Otomatis
Mode Gelap
Mode Terang

Salat Tarawih 11 atau 23 Rakaat? Ini Niat, Keutamaan dan Tips Khusyuk yang Wajib Kamu Tahu!

Editor :  Akbar
Reporter :  Redaksi
WhatsApp LogoTemukan Nusantaraterkini.co di WhatsApp!!

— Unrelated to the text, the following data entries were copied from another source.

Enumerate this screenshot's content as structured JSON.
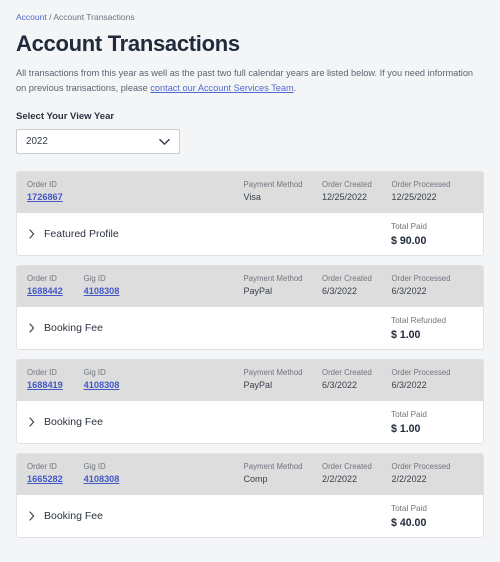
{
  "breadcrumb": {
    "root_label": "Account",
    "separator": "/",
    "current_label": "Account Transactions"
  },
  "header": {
    "title": "Account Transactions",
    "intro_part1": "All transactions from this year as well as the past two full calendar years are listed below. If you need information on previous transactions, please ",
    "intro_link": "contact our Account Services Team",
    "intro_part2": "."
  },
  "view_year": {
    "label": "Select Your View Year",
    "selected": "2022",
    "caret_icon": "chevron-down-icon"
  },
  "columns": {
    "order_id": "Order ID",
    "gig_id": "Gig ID",
    "payment_method": "Payment Method",
    "order_created": "Order Created",
    "order_processed": "Order Processed"
  },
  "colors": {
    "page_background": "#f4f5f6",
    "card_header_background": "#dddddd",
    "card_background": "#ffffff",
    "link": "#4359c4",
    "title": "#222b3c",
    "muted_text": "#6f757f"
  },
  "transactions": [
    {
      "order_id": "1726867",
      "gig_id": "",
      "has_gig": false,
      "payment_method": "Visa",
      "order_created": "12/25/2022",
      "order_processed": "12/25/2022",
      "expand_icon": "chevron-right-icon",
      "item_name": "Featured Profile",
      "total_label": "Total Paid",
      "total_value": "$ 90.00"
    },
    {
      "order_id": "1688442",
      "gig_id": "4108308",
      "has_gig": true,
      "payment_method": "PayPal",
      "order_created": "6/3/2022",
      "order_processed": "6/3/2022",
      "expand_icon": "chevron-right-icon",
      "item_name": "Booking Fee",
      "total_label": "Total Refunded",
      "total_value": "$ 1.00"
    },
    {
      "order_id": "1688419",
      "gig_id": "4108308",
      "has_gig": true,
      "payment_method": "PayPal",
      "order_created": "6/3/2022",
      "order_processed": "6/3/2022",
      "expand_icon": "chevron-right-icon",
      "item_name": "Booking Fee",
      "total_label": "Total Paid",
      "total_value": "$ 1.00"
    },
    {
      "order_id": "1665282",
      "gig_id": "4108308",
      "has_gig": true,
      "payment_method": "Comp",
      "order_created": "2/2/2022",
      "order_processed": "2/2/2022",
      "expand_icon": "chevron-right-icon",
      "item_name": "Booking Fee",
      "total_label": "Total Paid",
      "total_value": "$ 40.00"
    }
  ]
}
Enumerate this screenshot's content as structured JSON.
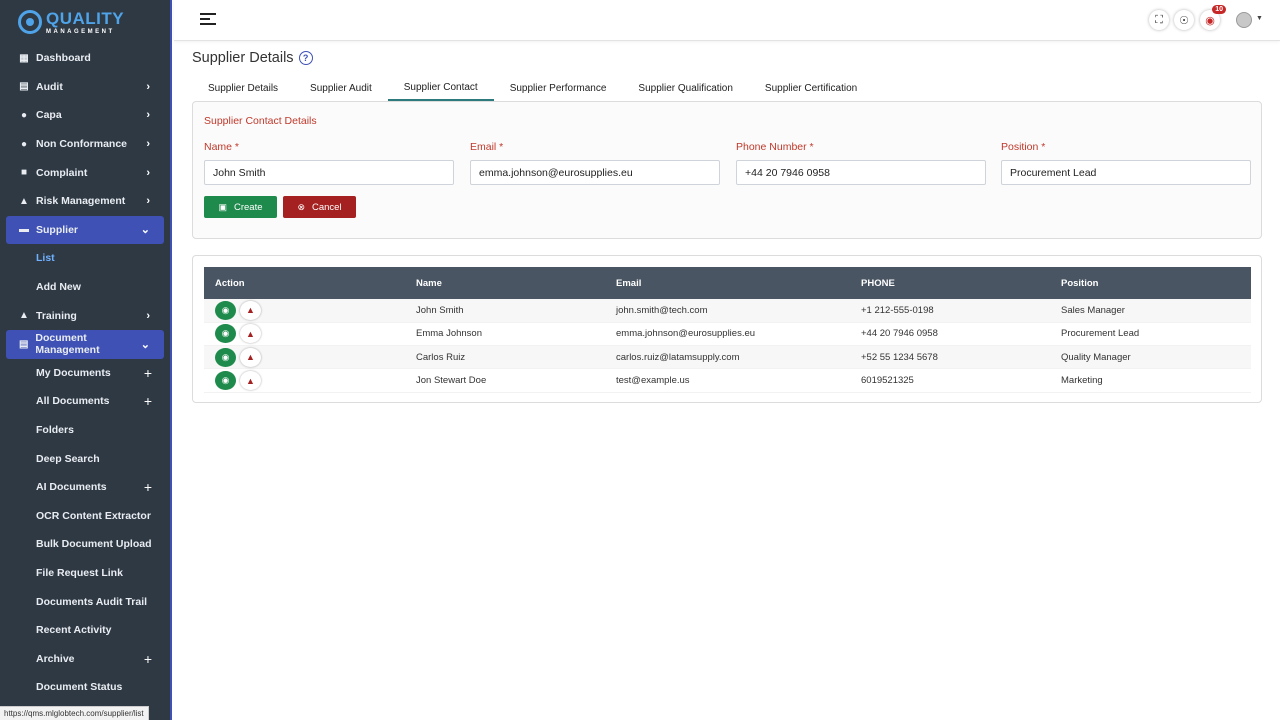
{
  "app": {
    "logo_title": "QUALITY",
    "logo_subtitle": "MANAGEMENT",
    "status_url": "https://qms.mlglobtech.com/supplier/list"
  },
  "sidebar": {
    "items": [
      {
        "label": "Dashboard",
        "icon": "grid-icon"
      },
      {
        "label": "Audit",
        "icon": "clipboard-icon"
      },
      {
        "label": "Capa",
        "icon": "shield-icon"
      },
      {
        "label": "Non Conformance",
        "icon": "alert-icon"
      },
      {
        "label": "Complaint",
        "icon": "comment-icon"
      },
      {
        "label": "Risk Management",
        "icon": "warning-icon"
      },
      {
        "label": "Supplier",
        "icon": "truck-icon"
      },
      {
        "label": "Training",
        "icon": "graduation-cap-icon"
      },
      {
        "label": "Document Management",
        "icon": "file-icon"
      }
    ],
    "supplier_sub": [
      {
        "label": "List"
      },
      {
        "label": "Add New"
      }
    ],
    "document_sub": [
      {
        "label": "My Documents"
      },
      {
        "label": "All Documents"
      },
      {
        "label": "Folders"
      },
      {
        "label": "Deep Search"
      },
      {
        "label": "AI Documents"
      },
      {
        "label": "OCR Content Extractor"
      },
      {
        "label": "Bulk Document Upload"
      },
      {
        "label": "File Request Link"
      },
      {
        "label": "Documents Audit Trail"
      },
      {
        "label": "Recent Activity"
      },
      {
        "label": "Archive"
      },
      {
        "label": "Document Status"
      }
    ]
  },
  "topbar": {
    "notification_count": "10"
  },
  "page": {
    "title": "Supplier Details",
    "help": "?"
  },
  "tabs": [
    {
      "label": "Supplier Details"
    },
    {
      "label": "Supplier Audit"
    },
    {
      "label": "Supplier Contact"
    },
    {
      "label": "Supplier Performance"
    },
    {
      "label": "Supplier Qualification"
    },
    {
      "label": "Supplier Certification"
    }
  ],
  "form": {
    "title": "Supplier Contact Details",
    "name_label": "Name *",
    "name_value": "John Smith",
    "email_label": "Email *",
    "email_value": "emma.johnson@eurosupplies.eu",
    "phone_label": "Phone Number *",
    "phone_value": "+44 20 7946 0958",
    "position_label": "Position *",
    "position_value": "Procurement Lead",
    "create_label": "Create",
    "cancel_label": "Cancel"
  },
  "table": {
    "headers": {
      "action": "Action",
      "name": "Name",
      "email": "Email",
      "phone": "PHONE",
      "position": "Position"
    },
    "rows": [
      {
        "name": "John Smith",
        "email": "john.smith@tech.com",
        "phone": "+1 212-555-0198",
        "position": "Sales Manager"
      },
      {
        "name": "Emma Johnson",
        "email": "emma.johnson@eurosupplies.eu",
        "phone": "+44 20 7946 0958",
        "position": "Procurement Lead"
      },
      {
        "name": "Carlos Ruiz",
        "email": "carlos.ruiz@latamsupply.com",
        "phone": "+52 55 1234 5678",
        "position": "Quality Manager"
      },
      {
        "name": "Jon Stewart Doe",
        "email": "test@example.us",
        "phone": "6019521325",
        "position": "Marketing"
      }
    ]
  }
}
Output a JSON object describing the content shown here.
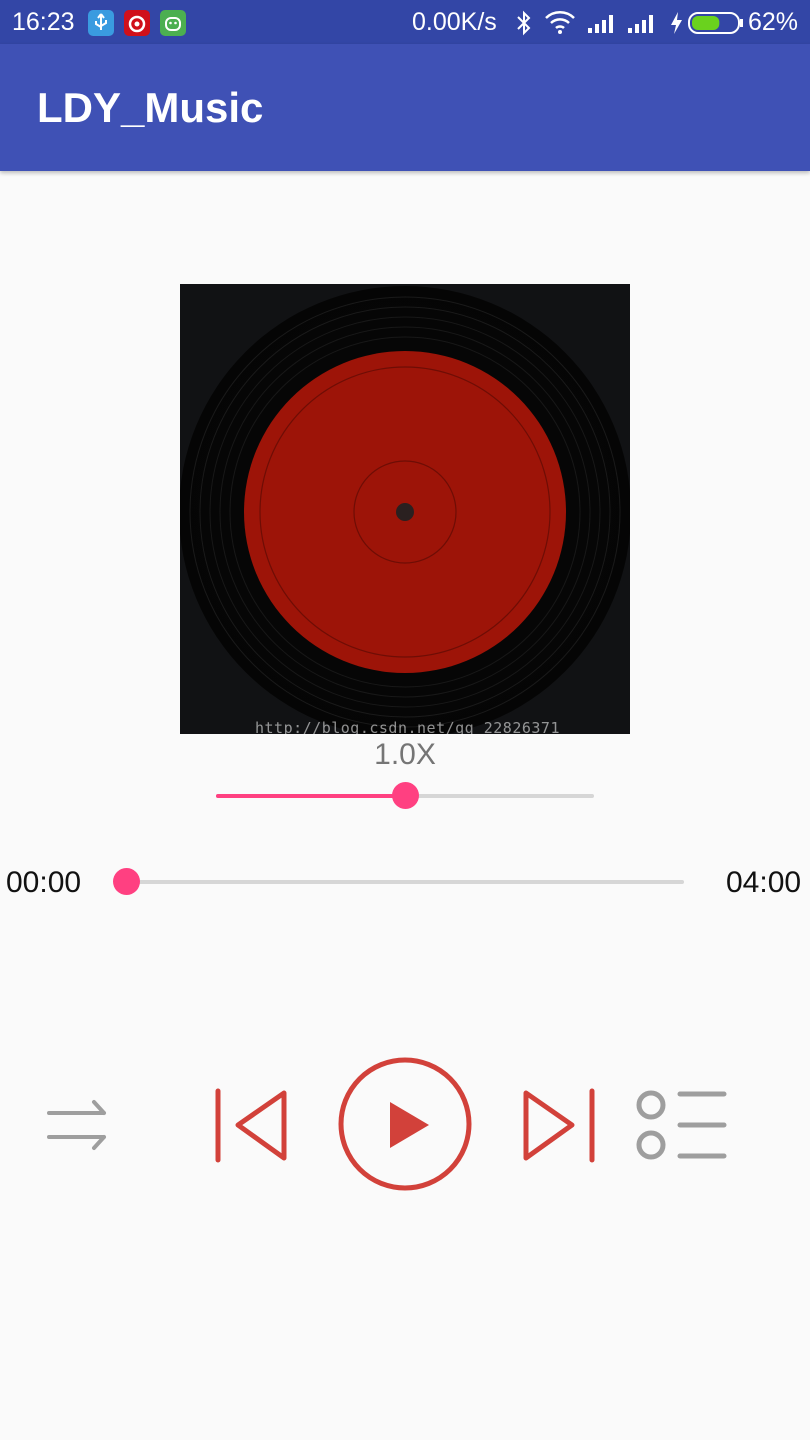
{
  "status_bar": {
    "time": "16:23",
    "net_speed": "0.00K/s",
    "battery_percent": "62%",
    "battery_level": 0.62,
    "icons": [
      "usb-icon",
      "netease-music-icon",
      "android-face-icon",
      "bluetooth-icon",
      "wifi-icon",
      "signal-icon",
      "signal-icon",
      "charging-icon",
      "battery-icon"
    ]
  },
  "app_bar": {
    "title": "LDY_Music"
  },
  "cover": {
    "watermark": "http://blog.csdn.net/qq_22826371"
  },
  "playback_speed": {
    "label": "1.0X",
    "fraction": 0.5
  },
  "progress": {
    "current_time": "00:00",
    "total_time": "04:00",
    "fraction": 0.0
  },
  "controls": {
    "shuffle": "shuffle-icon",
    "previous": "skip-previous-icon",
    "play": "play-icon",
    "next": "skip-next-icon",
    "playlist": "playlist-icon"
  },
  "colors": {
    "primary": "#3f51b5",
    "primary_dark": "#3346a6",
    "accent": "#ff4081",
    "control_red": "#d2413a",
    "control_gray": "#9e9e9e",
    "record_label": "#9d1408"
  }
}
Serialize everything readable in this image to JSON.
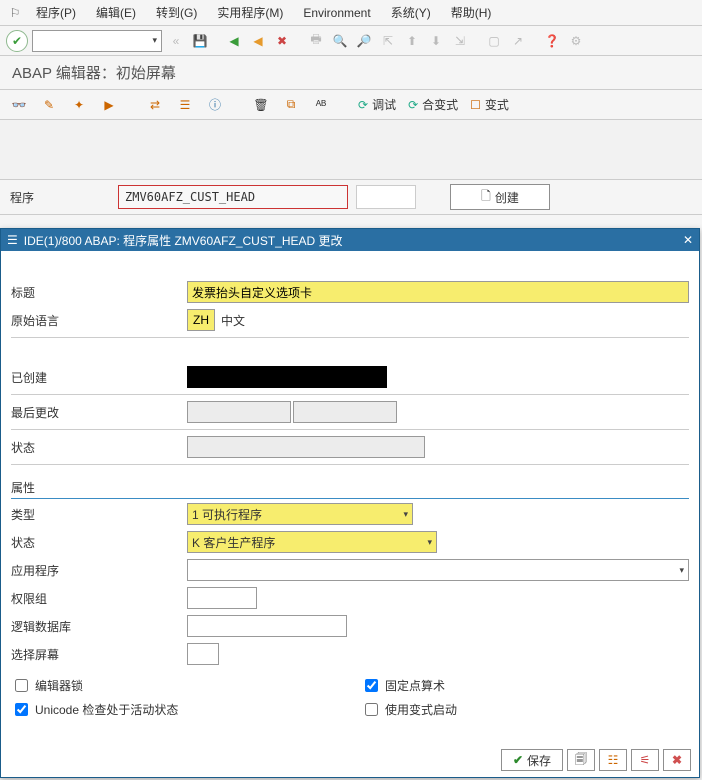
{
  "menu": {
    "program": "程序(P)",
    "edit": "编辑(E)",
    "goto": "转到(G)",
    "util": "实用程序(M)",
    "env": "Environment",
    "system": "系统(Y)",
    "help": "帮助(H)"
  },
  "subtitle": "ABAP 编辑器：初始屏幕",
  "tb2": {
    "debug": "调试",
    "combine": "合变式",
    "variant": "变式"
  },
  "progrow": {
    "label": "程序",
    "value": "ZMV60AFZ_CUST_HEAD",
    "create": "创建"
  },
  "dialog": {
    "title": "IDE(1)/800 ABAP: 程序属性 ZMV60AFZ_CUST_HEAD 更改",
    "titlelbl": "标题",
    "titleval": "发票抬头自定义选项卡",
    "langlbl": "原始语言",
    "langcode": "ZH",
    "langname": "中文",
    "createdlbl": "已创建",
    "lastchlbl": "最后更改",
    "statuslbl": "状态",
    "section": "属性",
    "typelbl": "类型",
    "typeval": "1 可执行程序",
    "statusproplbl": "状态",
    "statuspropval": "K 客户生产程序",
    "applbl": "应用程序",
    "authlbl": "权限组",
    "ldbllbl": "逻辑数据库",
    "selscrlbl": "选择屏幕",
    "chk_editor": "编辑器锁",
    "chk_fixed": "固定点算术",
    "chk_unicode": "Unicode 检查处于活动状态",
    "chk_variant": "使用变式启动",
    "save": "保存"
  }
}
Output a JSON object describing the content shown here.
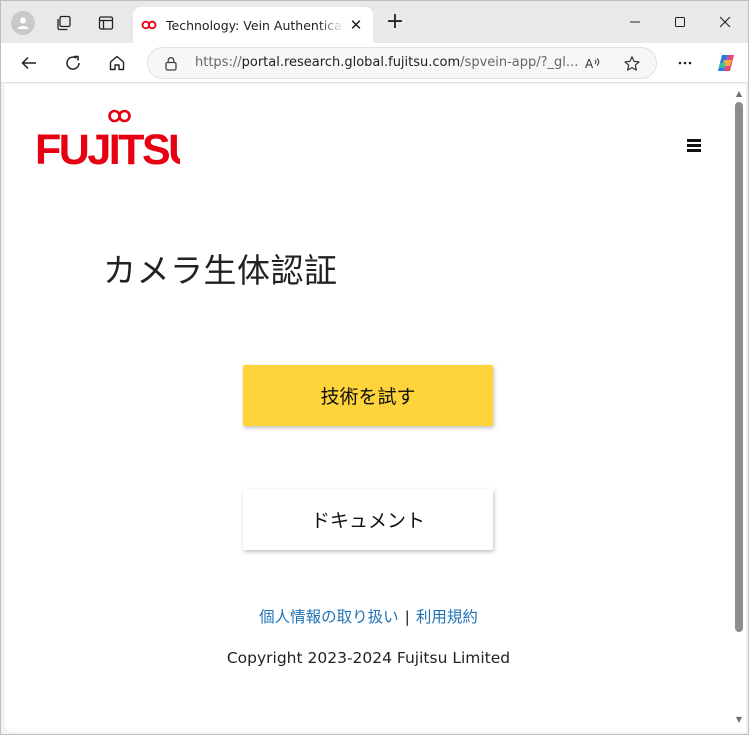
{
  "browser": {
    "tab_title": "Technology: Vein Authentication App",
    "url_scheme": "https://",
    "url_host": "portal.research.global.fujitsu.com",
    "url_path": "/spvein-app/?_gl...",
    "colors": {
      "tab_strip": "#e9e9e9",
      "favicon": "#e60012"
    }
  },
  "page": {
    "logo_text": "FUJITSU",
    "heading": "カメラ生体認証",
    "try_button": "技術を試す",
    "doc_button": "ドキュメント",
    "privacy_link": "個人情報の取り扱い",
    "separator": "|",
    "terms_link": "利用規約",
    "copyright": "Copyright 2023-2024 Fujitsu Limited",
    "colors": {
      "brand_red": "#e60012",
      "primary_button": "#ffd43a",
      "link": "#1f73b7"
    }
  }
}
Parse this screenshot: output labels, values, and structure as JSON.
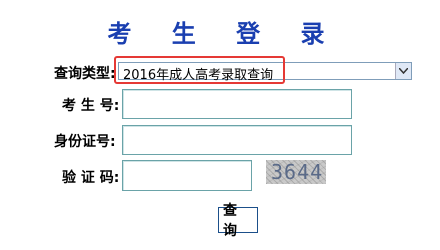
{
  "title": "考 生 登 录",
  "query_type": {
    "label": "查询类型:",
    "selected": "2016年成人高考录取查询"
  },
  "exam_number": {
    "label": "考 生 号:",
    "value": ""
  },
  "id_number": {
    "label": "身份证号:",
    "value": ""
  },
  "captcha": {
    "label": "验 证 码:",
    "value": "",
    "image_text": "3644"
  },
  "submit_label": "查 询",
  "colors": {
    "title": "#1a3fb0",
    "highlight": "#e53935",
    "input_border": "#6aa3a8"
  }
}
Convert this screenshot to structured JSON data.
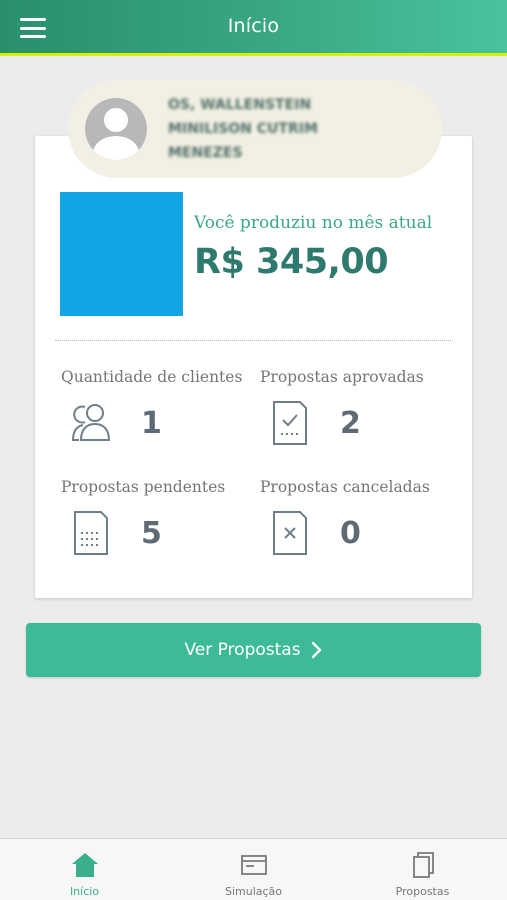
{
  "header": {
    "title": "Início",
    "menu_icon": "hamburger-menu-icon"
  },
  "profile": {
    "name": "OS, WALLENSTEIN MINILISON CUTRIM MENEZES"
  },
  "production": {
    "label": "Você produziu no mês atual",
    "value": "R$ 345,00",
    "block_color": "#13a4e6"
  },
  "stats": [
    {
      "label": "Quantidade de clientes",
      "value": "1",
      "icon": "users-icon"
    },
    {
      "label": "Propostas aprovadas",
      "value": "2",
      "icon": "approved-document-icon"
    },
    {
      "label": "Propostas pendentes",
      "value": "5",
      "icon": "pending-document-icon"
    },
    {
      "label": "Propostas canceladas",
      "value": "0",
      "icon": "cancelled-document-icon"
    }
  ],
  "cta": {
    "label": "Ver Propostas",
    "icon": "chevron-right-icon"
  },
  "bottom_nav": [
    {
      "label": "Início",
      "icon": "home-icon",
      "active": true
    },
    {
      "label": "Simulação",
      "icon": "simulation-window-icon",
      "active": false
    },
    {
      "label": "Propostas",
      "icon": "documents-icon",
      "active": false
    }
  ],
  "colors": {
    "accent": "#3dbb98",
    "header_underline": "#d6f000",
    "stat_text": "#5e6b75"
  }
}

Nusantaraterkini.co, JAKARTA - Bulan suci Ramadan selalu menghadirkan suasana berbeda bagi umat Islam di seluruh dunia. Selain puasa di siang hari, malam Ramadan dihidupkan dengan ibadah istimewa bernama Salat Tarawih.

Ibadah ini menjadi momen berkumpulnya umat di masjid, mempererat silaturahmi, sekaligus memperkuat keimanan.

Di Indonesia, Salat Tarawih menjadi tradisi yang begitu melekat. Anak-anak, remaja, hingga orangtua berbondong-bondong ke masjid saat salat Isya yang setelahnya akan dilaksanakan ibadah salat tarawih.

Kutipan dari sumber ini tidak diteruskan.